Thief steals $22,000 with counterfeit debit card: Money Matters

Q: I have been a customer of Dollar Bank for 41 years and never had a problem. In September, I found out that my bank account was hacked and that $22,111 was stolen from my account. All of these thefts took place in and around the Toledo area. The thieves used gas station ATMs to steal the money over a period of 45 days starting in mid-July, with withdrawals of $100 at a time until they reached the daily limit. Then they would do it again the next day.

I travel extensively for my work. The large amount was in my checking account as I am purchasing a home and had the money in a separate bank account for safe keeping. I guess it turned out it wasn’t so safe after all.  

The police department of several cities are investigating this. There have been verified incidents of card skimmers being placed on local gas station pumps and ATM machines.

In the meantime, Dollar Bank has DENIED my request to reimburse this money. They state that they cannot prove that it WASN’T me that took all of this money out. I mentioned I travel extensively for my work. I have proof of airlines flights, hotels, etc. that I was in California, New York, Florida and Chicago at the dates and times these transactions took place. I sent a letter about this to the CEO of Dollar Bank, James McQuade, and I haven’t even gotten a routine response from the bank at all.

I believe Dollar Bank is an unsafe bank. Their technology and security is antiquated, and there is absolutely ZERO customer service when it comes to a critical issue like this. I opened my Dollar Bank account when I was a teenager and got my first job at McDonald’s. I have been a loyal customer since the 1970s. I’ve been fighting with Dollar Bank for six weeks. I don’t know what to do at this point.

L.J., Brunswick

A: The day after I contacted Dollar Bank’s headquarters in Pittsburgh, the bank started the process to return your money, according to Joseph Smith, a Dollar Bank senior vice president. He declined to comment beyond saying your issue was resolved.

It’s interesting, though, that Dollar Bank agreed to return the $22,111 that was stolen from your account on the condition that you close your account. You said Dollar wired the money to you, which was easy considering you also have accounts with PNC, Huntington and Key.

Your case is a bit troubling, though. You indicated that the police investigating this said the Toledo neighborhood where your account was accessed has been flooded with skimmers, which are tiny devices that thieves affix to the slot of a card reader, such as at a gas station or ATM, to steal card information and any information entered, such as a PIN or ZIP code.

But normally, to make a cash withdrawal using a debit card, one would need the card’s PIN. You said you didn’t use this debit card much and don’t recall using it anywhere where your PIN could have been compromised through a skimmer.

You told me that no one knows your PIN and it’s not written down anywhere, and you also didn’t lose your debit card. Clearly, it was duplicated with a counterfeit card. You also didn’t recognize the young man who showed up in the security videos using the ATM at the time your account was being hacked.

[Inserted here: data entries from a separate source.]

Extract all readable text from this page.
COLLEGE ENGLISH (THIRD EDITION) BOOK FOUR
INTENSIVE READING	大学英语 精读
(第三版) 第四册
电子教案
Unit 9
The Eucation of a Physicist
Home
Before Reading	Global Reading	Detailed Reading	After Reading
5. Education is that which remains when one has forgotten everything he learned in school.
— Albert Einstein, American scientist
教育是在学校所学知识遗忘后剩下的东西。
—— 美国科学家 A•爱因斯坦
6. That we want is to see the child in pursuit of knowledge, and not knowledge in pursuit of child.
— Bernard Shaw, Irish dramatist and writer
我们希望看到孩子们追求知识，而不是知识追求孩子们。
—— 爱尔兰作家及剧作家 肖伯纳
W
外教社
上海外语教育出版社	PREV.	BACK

Obviously, $22,000 is a ton of money to just about everyone. But at least this theft wasn’t as devastating during the time it took to get your money back as it could have been because it didn’t involve your primary bank account. I beg people who want a debit card to get one on a secondary account -- not the account where you have most of your money, get your direct deposit paychecks or retirement payments, or use to pay important bills such as your mortgage or rent. Clearly, to have a secondary account, you must open a second checking account.

You did indicate you made one mistake, in hindsight: You weren’t monitoring this account regularly. You said you monitor your other accounts, because you use them. You said you weren’t using the Dollar Bank account, since that money was for a home purchase down payment. “I never even thought to check it,” you said. You found out your account contained only 97 cents after your $12,500 check to your home builder bounced.

You advise people now to do the same thing I’ve recommended for years: Check every financial account you have regularly. Weekly is good. Daily is better. Do it online. Or do it by phone. But do it.

In addition, I encourage people to sign up for text or email alerts about activity outside the bounds of their normal transactions. You decide what levels are abnormal -- ATM withdrawals exceeding a certain amount, a balance that falls below a certain threshold, whatever.

You also said the police gave you a good piece of advice: Don’t use a debit card at a gas station self-pay pump. If you do, avoid the pumps that are furthest from the gas station clerk’s line of sight. Thieves often place skimmers on pumps that are obscured.

You’re this week’s poster child about why debit cards can be dangerous, compared to credit cards: If you have a fraudulent credit card transaction, you don’t have to pay the amount in dispute while it’s being investigated.

But with a debit card, the money is already gone from your checking account, as you found, and you’re fighting to get your own money back. Also, if this involves an account you make payments from, and those checks or electronic payments bounce, who covers those fees? There is absolutely nothing in most banks’ terms and conditions that indicates your overdraft/non-sufficient funds fees will be refunded.